Encoding Scripts from the Past: Conceptual and Practical Problems and Solutions

Carl-Martin Bunz - University of Saarland

Intended Audience: Manager, Software Engineer, Marketer, Standardizer
Session Level: Beginner, Intermediate, Advanced

My paper "Scripts from the Past in Future Versions of Unicode(R)" delivered on IUC 16 (slot B5) was received with interest so that a subsequent tutorial appears to be useful in order to deal more explicitly with the problems involved when historic scripts are to be prepared for a standardized encoding. While my previous talk focussed on the classification of the scripts according to both user interest and encodability, my tutorial (4 hours) is to cover, in the first place, the systematic differences between the encoding processes of current and historic scripts respectively. By introducing palaeography and a palaeographic database the fundamental split becomes salient.

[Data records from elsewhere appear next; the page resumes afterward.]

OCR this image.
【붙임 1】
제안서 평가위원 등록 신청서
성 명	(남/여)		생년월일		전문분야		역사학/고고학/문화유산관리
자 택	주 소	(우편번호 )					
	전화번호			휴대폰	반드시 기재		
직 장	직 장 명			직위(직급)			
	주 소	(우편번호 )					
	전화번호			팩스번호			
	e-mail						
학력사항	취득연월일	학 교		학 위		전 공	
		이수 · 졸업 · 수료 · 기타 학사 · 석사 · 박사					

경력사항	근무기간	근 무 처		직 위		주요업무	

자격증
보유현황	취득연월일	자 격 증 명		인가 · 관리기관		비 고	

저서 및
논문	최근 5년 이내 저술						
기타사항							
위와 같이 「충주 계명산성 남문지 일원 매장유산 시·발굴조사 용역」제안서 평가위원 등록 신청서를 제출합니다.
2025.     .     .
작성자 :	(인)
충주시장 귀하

Second, repertoires of historic writing symbols necessitate a new look on the notion of script Unicode adheres to. I intend to point out the main difficulties different script concepts involve, depending on different levels of abstraction. In the view of ISO and Unicode as well as the scholarly community, compromising between scientific treatment, engineering and marketing, seems to be the most viable method to follow in order to find practicable solutions.Third, the Unicode compliant definitions of Character and Glyph must be checked against the situation of historic script data. All this will be illustrated by numerous examples from various writing traditions. In a second part, the results of part 1 will be analysed with a view to ranks of encodability. Designing a roadmap for the inclusion of historic scripts in Unicode, however, cannot be done with regard to encodability only, but has to take into account user interests as well, which are to be reviewed at this point. In conclusion, the tutorial will synthesize the two rankings in order to elaborate a sound strategy of how to approach the encoding of the historic scripts of the world.